Сотрудники уголовного розыска переглянулись и на минутку задумались. Наступила тишина, но она продолжалась недолго. Ни с того ни с сего Тонда подпрыгнул чуть ли не на метр, взревел и рванулся вон из круга собравшихся, да так стремительно, что у ротмистра Еничека свалилась фуражка.
— Кро-оошка! — заорал Толстый волк и бросился вперед.
На ступенях у дверей замка метался валёк из мяса и сала, обтянутый собачьей шкурой, на коротких, кривых лапках. Толстая торпеда, пискляво повизгивая, покатилась навстречу своему хозяину и приложила исполинские усилия, пытаясь попасть к нему на руки. Тонда опустился на колени, дал ей себя облизать, как головку сахара, сюсюкая при этом вроде какой-нибудь кумушки над младенцем.
— Эти двое от любви когда-нибудь слопают друг друга, — хмыкнул Мишка.

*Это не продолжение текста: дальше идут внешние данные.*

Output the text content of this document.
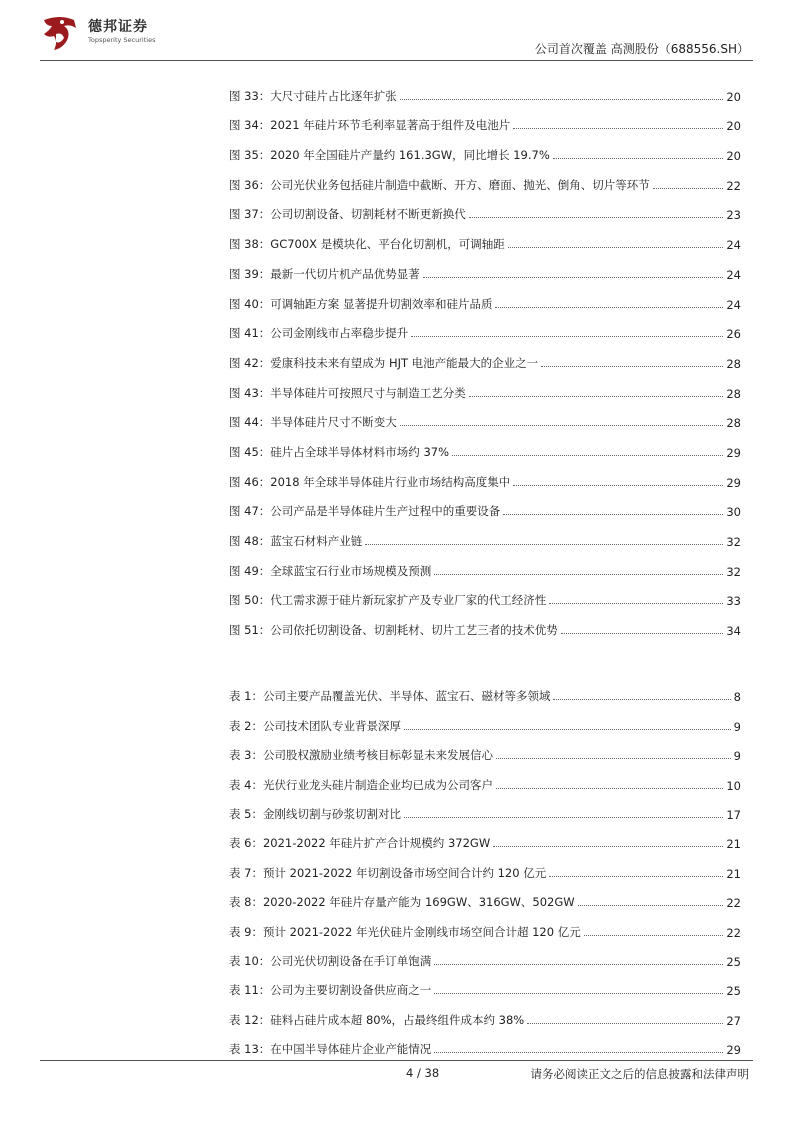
德邦证券
Topsperity Securities
公司首次覆盖 高测股份（688556.SH）
图 33：大尺寸硅片占比逐年扩张	20
图 34：2021 年硅片环节毛利率显著高于组件及电池片	20
图 35：2020 年全国硅片产量约 161.3GW，同比增长 19.7%	20
图 36：公司光伏业务包括硅片制造中截断、开方、磨面、抛光、倒角、切片等环节	22
图 37：公司切割设备、切割耗材不断更新换代	23
图 38：GC700X 是模块化、平台化切割机，可调轴距	24
图 39：最新一代切片机产品优势显著	24
图 40：可调轴距方案 显著提升切割效率和硅片品质	24
图 41：公司金刚线市占率稳步提升	26
图 42：爱康科技未来有望成为 HJT 电池产能最大的企业之一	28
图 43：半导体硅片可按照尺寸与制造工艺分类	28
图 44：半导体硅片尺寸不断变大	28
图 45：硅片占全球半导体材料市场约 37%	29
图 46：2018 年全球半导体硅片行业市场结构高度集中	29
图 47：公司产品是半导体硅片生产过程中的重要设备	30
图 48：蓝宝石材料产业链	32
图 49：全球蓝宝石行业市场规模及预测	32
图 50：代工需求源于硅片新玩家扩产及专业厂家的代工经济性	33
图 51：公司依托切割设备、切割耗材、切片工艺三者的技术优势	34
表 1：公司主要产品覆盖光伏、半导体、蓝宝石、磁材等多领域	8
表 2：公司技术团队专业背景深厚	9
表 3：公司股权激励业绩考核目标彰显未来发展信心	9
表 4：光伏行业龙头硅片制造企业均已成为公司客户	10
表 5：金刚线切割与砂浆切割对比	17
表 6：2021-2022 年硅片扩产合计规模约 372GW	21
表 7：预计 2021-2022 年切割设备市场空间合计约 120 亿元	21
表 8：2020-2022 年硅片存量产能为 169GW、316GW、502GW	22
表 9：预计 2021-2022 年光伏硅片金刚线市场空间合计超 120 亿元	22
表 10：公司光伏切割设备在手订单饱满	25
表 11：公司为主要切割设备供应商之一	25
表 12：硅料占硅片成本超 80%，占最终组件成本约 38%	27
表 13：在中国半导体硅片企业产能情况	29
4 / 38	请务必阅读正文之后的信息披露和法律声明
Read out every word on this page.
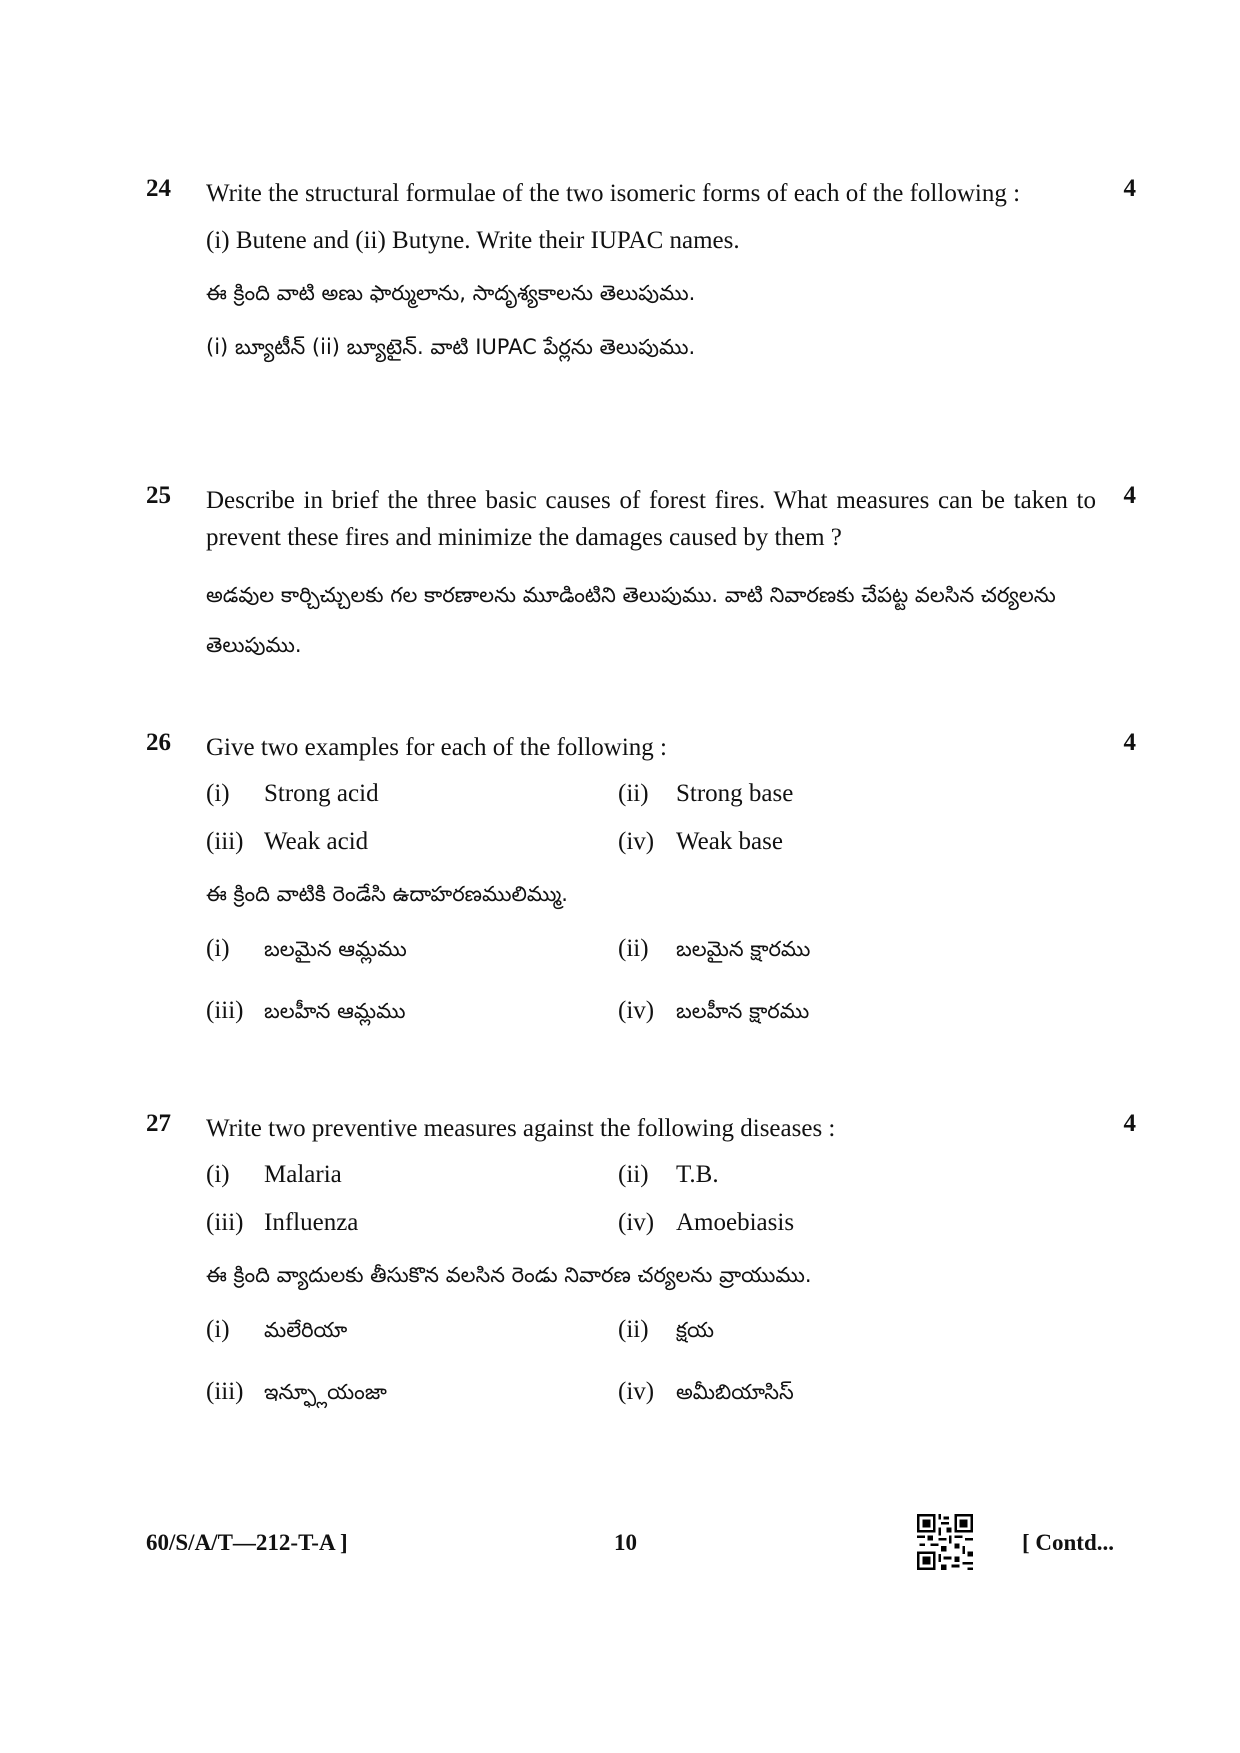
24	4
Write the structural formulae of the two isomeric forms of each of the following :
(i) Butene and (ii) Butyne. Write their IUPAC names.
ఈ క్రింది వాటి అణు ఫార్ములాను, సాదృశ్యకాలను తెలుపుము.
(i) బ్యూటీన్ (ii) బ్యూటైన్. వాటి IUPAC పేర్లను తెలుపుము.
25	4
Describe in brief the three basic causes of forest fires. What measures can be taken to prevent these fires and minimize the damages caused by them ?
అడవుల కార్చిచ్చులకు గల కారణాలను మూడింటిని తెలుపుము. వాటి నివారణకు చేపట్ట వలసిన చర్యలను తెలుపుము.
26	4
Give two examples for each of the following :
(i)	Strong acid	(ii)	Strong base
(iii) Weak acid	(iv) Weak base
ఈ క్రింది వాటికి రెండేసి ఉదాహరణములిమ్ము.
(i)	బలమైన ఆమ్లము	(ii)	బలమైన క్షారము
(iii) బలహీన ఆమ్లము	(iv)	బలహీన క్షారము
27	4
Write two preventive measures against the following diseases :
(i)	Malaria	(ii)	T.B.
(iii) Influenza	(iv) Amoebiasis
ఈ క్రింది వ్యాదులకు తీసుకొన వలసిన రెండు నివారణ చర్యలను వ్రాయుము.
(i)	మలేరియా	(ii)	క్షయ
(iii) ఇన్ఫ్లూయంజా	(iv)	అమీబియాసిస్
60/S/A/T—212-T-A ]	10	[ Contd...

— В следующий раз лучше присматривай за своим песиком, — сделал ротмистр замечание Тонде. — Вчера вечером он влез к нам в машину, сожрал у поручика ужин, а потом уснул за задним сиденьем. Дежурные всю ночь глаз не сомкнули — этот твой барбос непрерывно скулил под дверью. — Милиционер повернулся к нам, поднял четыре пальца. — За ночь пес умял четыре ломтя хлеба с маслом и колбасой, выпил термос кофе и еще пол-литра пива. Покуда было что жрать, вел себя тихо, но как только у дежурного кончились запасы, заскулил опять — и так до утра. Да, еще слизнул тридцать кусков сахара, которые секретарша держит для кофе. Невероятно, но факт.